Is jlevitsk/filewave safe?
https://github.com/openclaw/skills/tree/main/skills/jlevitsk/filewave
The FileWave UEM API skill is a legitimate enterprise IT management integration with no detected prompt injection, malicious code, or confirmed data exfiltration. The primary concerns are: (1) an onInstall hook that automatically executes Python code during installation, (2) write access to production enterprise device records including a bulk-update command that can mass-modify hundreds of devices and bypass confirmation prompts, and (3) post-install simultaneous reads of all credential canary files, which while attributable to the audit system's own sweep, could not be definitively excluded as skill activity. The skill follows security best practices for credential management but its operational scope over sensitive enterprise UEM infrastructure warrants review before deployment.
Category Scores
Findings (7)
HIGH Automatic Python Execution at Install Time via onInstall Hook -20 ▶
The manifest.json specifies an onInstall hook that automatically executes 'python3 lib/onboarding.py' during installation. This triggers Python code execution without explicit user consent for code to run. While onboarding.py appears to perform legitimate configuration (creating ~/.filewave/config with chmod 600), this establishes an arbitrary code execution primitive at install time that could be modified in a future update. The nine included Python library files were not fully decompiled during this audit.
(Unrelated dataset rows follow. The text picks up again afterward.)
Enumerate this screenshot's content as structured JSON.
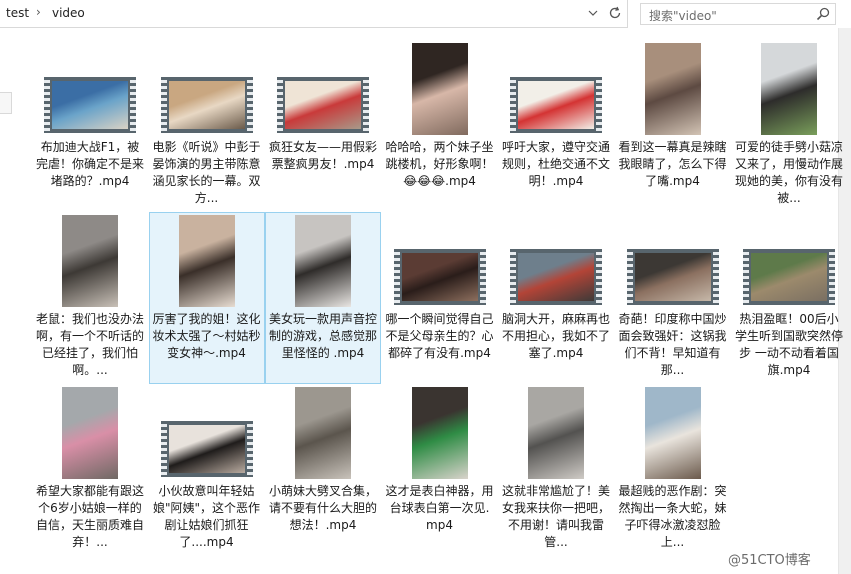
{
  "address": {
    "crumbs": [
      "test",
      "video"
    ],
    "separator": "›",
    "dropdown_icon": "chevron-down-icon",
    "refresh_icon": "refresh-icon"
  },
  "search": {
    "placeholder": "搜索\"video\""
  },
  "watermark": "@51CTO博客",
  "files": [
    {
      "label": "布加迪大战F1，被完虐！你确定不是来堵路的？.mp4",
      "thumb": "film",
      "tone": [
        "#3b6ea5",
        "#6aa3c9",
        "#d9d2c5"
      ]
    },
    {
      "label": "电影《听说》中彭于晏饰演的男主带陈意涵见家长的一幕。双方...",
      "thumb": "film",
      "tone": [
        "#c9a781",
        "#e8d8c4",
        "#6a5a4a"
      ]
    },
    {
      "label": "疯狂女友——用假彩票整疯男友！.mp4",
      "thumb": "film",
      "tone": [
        "#efe4d6",
        "#c93a3a",
        "#a89a8a"
      ]
    },
    {
      "label": "哈哈哈，两个妹子坐跳楼机，好形象啊！😂😂😂.mp4",
      "thumb": "plain",
      "tone": [
        "#2f2622",
        "#d7b7a8",
        "#806a5e"
      ]
    },
    {
      "label": "呼吁大家，遵守交通规则，杜绝交通不文明！.mp4",
      "thumb": "film",
      "tone": [
        "#f2efe8",
        "#d43333",
        "#f2efe8"
      ]
    },
    {
      "label": "看到这一幕真是辣瞎我眼睛了，怎么下得了嘴.mp4",
      "thumb": "plain",
      "tone": [
        "#a88f7c",
        "#5d4a42",
        "#d3c4b5"
      ]
    },
    {
      "label": "可爱的徒手劈小菇凉又来了，用慢动作展现她的美，你有没有被...",
      "thumb": "plain",
      "tone": [
        "#d5d8da",
        "#2d2c2b",
        "#7a9f5b"
      ]
    },
    {
      "label": "老鼠：我们也没办法啊，有一个不听话的已经挂了，我们怕啊。...",
      "thumb": "plain",
      "tone": [
        "#8e8a87",
        "#3d3935",
        "#c9c1b8"
      ]
    },
    {
      "label": "厉害了我的姐！这化妆术太强了～村姑秒变女神～.mp4",
      "thumb": "plain",
      "tone": [
        "#c9b29f",
        "#3a2f29",
        "#e8ddd2"
      ],
      "selected": true
    },
    {
      "label": "美女玩一款用声音控制的游戏，总感觉那里怪怪的 .mp4",
      "thumb": "plain",
      "tone": [
        "#c7c4c1",
        "#2f2c2a",
        "#e9e6e3"
      ],
      "selected": true
    },
    {
      "label": "哪一个瞬间觉得自己不是父母亲生的？心都碎了有没有.mp4",
      "thumb": "film",
      "tone": [
        "#5b3c34",
        "#2a1d1a",
        "#8d6f5e"
      ]
    },
    {
      "label": "脑洞大开，麻麻再也不用担心，我如不了塞了.mp4",
      "thumb": "film",
      "tone": [
        "#6e7f8c",
        "#b34437",
        "#3e3a38"
      ]
    },
    {
      "label": "奇葩！印度称中国炒面会致强奸：这锅我们不背！早知道有那...",
      "thumb": "film",
      "tone": [
        "#3c3834",
        "#8b7060",
        "#c6b8a9"
      ]
    },
    {
      "label": "热泪盈眶！00后小学生听到国歌突然停步 一动不动看着国旗.mp4",
      "thumb": "film",
      "tone": [
        "#5e7a4a",
        "#9c8a6c",
        "#7a6f62"
      ]
    },
    {
      "label": "希望大家都能有跟这个6岁小姑娘一样的自信，天生丽质难自弃！...",
      "thumb": "plain",
      "tone": [
        "#a4a8ab",
        "#d98fa7",
        "#6f6964"
      ]
    },
    {
      "label": "小伙故意叫年轻姑娘\"阿姨\"，这个恶作剧让姑娘们抓狂了....mp4",
      "thumb": "film",
      "tone": [
        "#e8e2dc",
        "#1f1c1b",
        "#b9aba0"
      ]
    },
    {
      "label": "小萌妹大劈叉合集，请不要有什么大胆的想法！.mp4",
      "thumb": "plain",
      "tone": [
        "#9c978f",
        "#5b554d",
        "#c9c3bb"
      ]
    },
    {
      "label": "这才是表白神器，用台球表白第一次见.mp4",
      "thumb": "plain",
      "tone": [
        "#3a3430",
        "#2f8c45",
        "#d9d3cc"
      ]
    },
    {
      "label": "这就非常尴尬了！美女我来扶你一把吧，不用谢！请叫我雷管...",
      "thumb": "plain",
      "tone": [
        "#a9a7a3",
        "#535250",
        "#cfcbc6"
      ]
    },
    {
      "label": "最超贱的恶作剧：突然掏出一条大蛇，妹子吓得冰激凌怼脸上...",
      "thumb": "plain",
      "tone": [
        "#9fb7c9",
        "#e9e4dd",
        "#6b5a4c"
      ]
    }
  ]
}
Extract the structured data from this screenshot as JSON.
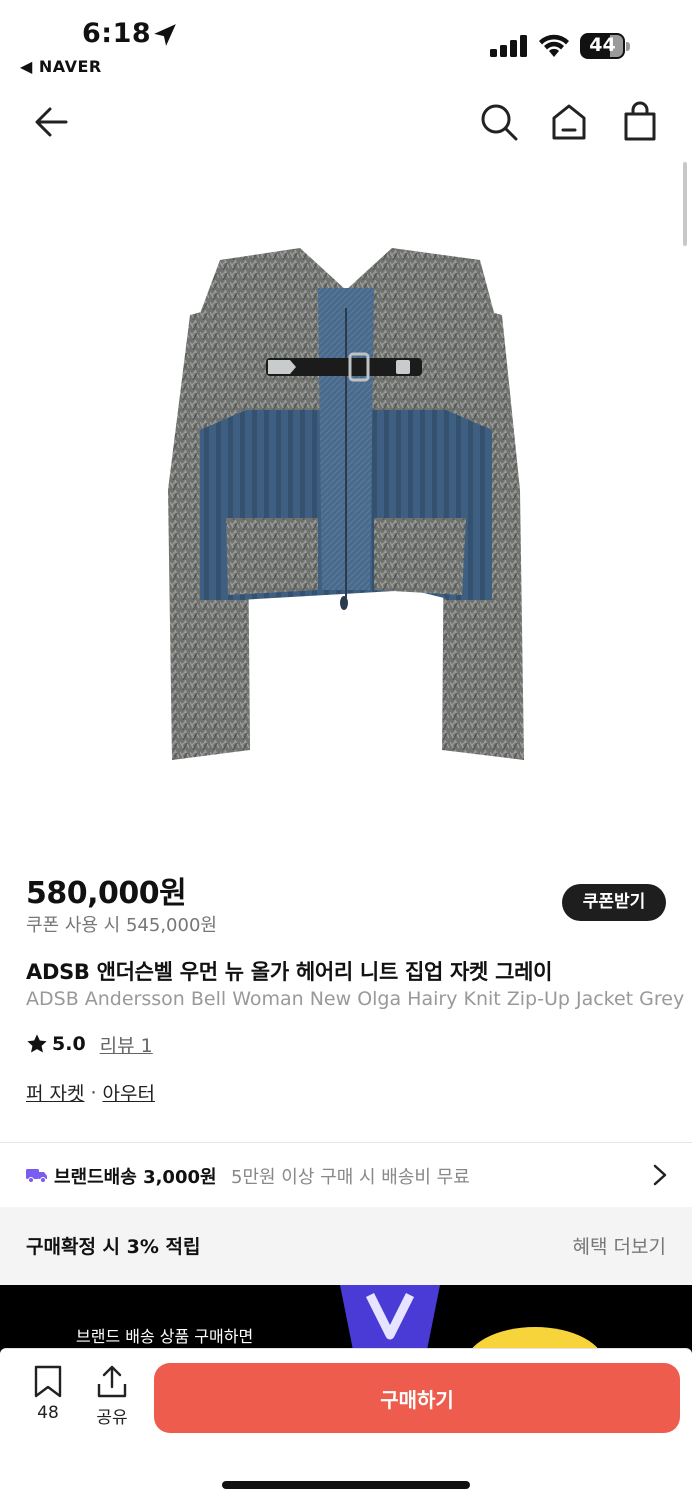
{
  "status_bar": {
    "time": "6:18",
    "back_app": "◀ NAVER",
    "battery": "44"
  },
  "nav": {
    "icons": [
      "back-arrow-icon",
      "search-icon",
      "home-icon",
      "shopping-bag-icon"
    ]
  },
  "product": {
    "image_alt": "grey faux fur and denim knit zip-up jacket",
    "price": "580,000원",
    "coupon_price": "쿠폰 사용 시 545,000원",
    "coupon_button": "쿠폰받기",
    "title_ko": "ADSB 앤더슨벨 우먼 뉴 올가 헤어리 니트 집업 자켓 그레이",
    "title_en": "ADSB Andersson Bell Woman New Olga Hairy Knit Zip-Up Jacket Grey",
    "rating": "5.0",
    "review_link": "리뷰 1",
    "categories": [
      "퍼 자켓",
      "아우터"
    ],
    "category_separator": "·"
  },
  "delivery": {
    "fee": "브랜드배송 3,000원",
    "free_note": "5만원 이상 구매 시 배송비 무료"
  },
  "points": {
    "label": "구매확정 시 3% 적립",
    "more": "혜택 더보기"
  },
  "banner": {
    "text": "브랜드 배송 상품 구매하면"
  },
  "bottom_bar": {
    "bookmark_count": "48",
    "share_label": "공유",
    "buy_label": "구매하기"
  },
  "colors": {
    "buy_button": "#ee5c4d",
    "coupon_button": "#1e1e1e",
    "delivery_truck": "#7b5cf0",
    "points_bg": "#f4f4f4"
  }
}
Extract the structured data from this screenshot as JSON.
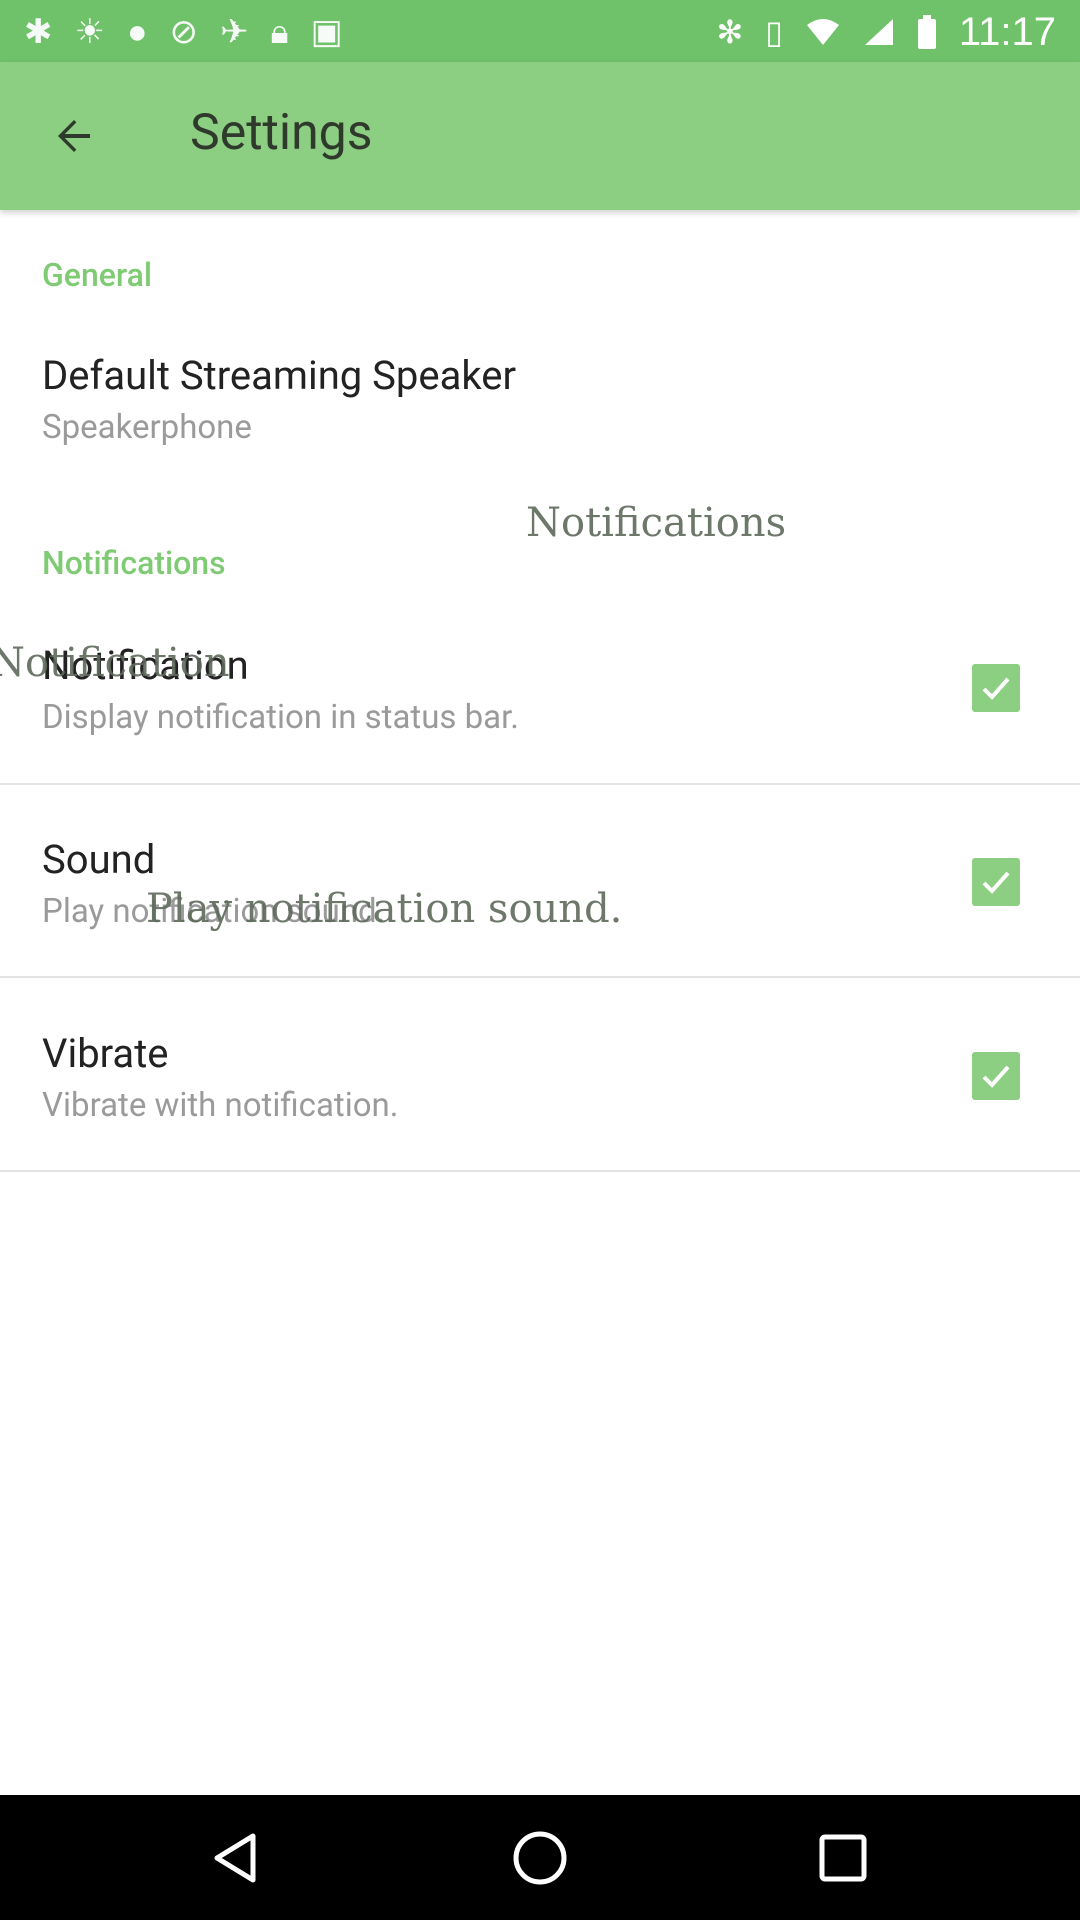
{
  "status_bar": {
    "left_icons": [
      "app-icon",
      "brightness-icon",
      "app-icon",
      "satellite-icon",
      "notification-dot-icon",
      "blocked-icon",
      "satellite-icon",
      "lock-icon",
      "android-icon"
    ],
    "right_icons": [
      "bluetooth-icon",
      "vibrate-icon",
      "wifi-icon",
      "signal-icon",
      "battery-icon"
    ],
    "time": "11:17"
  },
  "app_bar": {
    "title": "Settings",
    "background": "#8dcf82",
    "status_background": "#6fc26a"
  },
  "sections": {
    "general": {
      "header": "General",
      "default_speaker": {
        "title": "Default Streaming Speaker",
        "summary": "Speakerphone"
      }
    },
    "notifications": {
      "header": "Notifications",
      "notification": {
        "title": "Notification",
        "summary": "Display notification in status bar.",
        "checked": true
      },
      "sound": {
        "title": "Sound",
        "summary": "Play notification sound.",
        "checked": true
      },
      "vibrate": {
        "title": "Vibrate",
        "summary": "Vibrate with notification.",
        "checked": true
      }
    }
  },
  "overlay_ghost_text": {
    "notifications": "Notifications",
    "notification": "Notification",
    "sound_summary": "Play notification sound."
  },
  "accent_color": "#7fcb74"
}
MEDIUM Nine Python Library Files with Concurrent Network Request Capability -12 ▶
The skill includes nine Python library files (api_utils.py, bulk_update_handler.py, device_analytics.py, device_cache.py, device_hierarchy.py, device_hierarchy_analysis.py, config_manager.py, query_parser.py, session_data_manager.py). API_CAPABILITIES.md documents use of ThreadPoolExecutor for parallel API fetching. These files are executed by the agent and make outbound HTTP requests to the user's FileWave server. The full source was not reviewed for secondary behavior.
MEDIUM Full Enterprise Device Inventory Loaded into Agent Context -28 ▶
Every query operation loads the complete device inventory into the agent's working context, including device names, serial numbers, UDID/IMEI identifiers, OS versions, last check-in timestamps, enrollment dates, user assignments, group memberships, compliance states, and management status for all managed devices. This sensitive organizational data is exposed in the conversation and may be logged or summarized by the agent framework beyond the operator's control.
MEDIUM Bulk Device Modification Can Affect Hundreds of Production Endpoints Simultaneously -35 ▶
The filewave bulk-update command issues PATCH requests to modify device names and auth_username fields for every device in a CSV file, followed by a POST to update_model which propagates changes to all managed clients. The --confirm flag bypasses the interactive confirmation prompt entirely. An AI agent given this skill could inadvertently or through prompt manipulation trigger mass device renaming and user reassignment across an entire enterprise fleet.
LOW Post-Install Simultaneous Read of All Credential Canary Files -17 ▶
At timestamp 1771950235.874-875, all six credential canary files (.env, .ssh/id_rsa, .aws/credentials, .npmrc, .docker/config.json, .config/gcloud/application_default_credentials.json) were accessed within 1 millisecond of each other. The audit system's canary integrity check confirms no exfiltration occurred. The sub-millisecond access pattern across all files matches the audit system's own scheduled monitoring sweep rather than targeted reads, but this cannot be definitively attributed without full process correlation.
LOW New Outbound Connections Post-Install via OpenClaw Gateway Process -18 ▶
The connection diff shows new established TCP connections after installation: 192.168.64.9:37546 > 104.16.2.34:443 and 192.168.64.9:48496/48512 > 98.83.99.233:443, all attributed to the openclaw-gatewa process. These IPs (Cloudflare 104.16.x.x range and an AWS/cloud provider) are consistent with the Openclaw agent framework reporting a new skill installation rather than skill-specific data exfiltration, but represent new network surface area that was absent before installation.
INFO No Prompt Injection Detected in SKILL.md -8 ▶
SKILL.md was reviewed in full. No instructions to override system behavior, ignore previous instructions, suppress output, switch personas, access files beyond the skill's scope, or chain with other skills in unexpected ways were found. The document is straightforward API documentation with a disclaimer warning against production use without testing.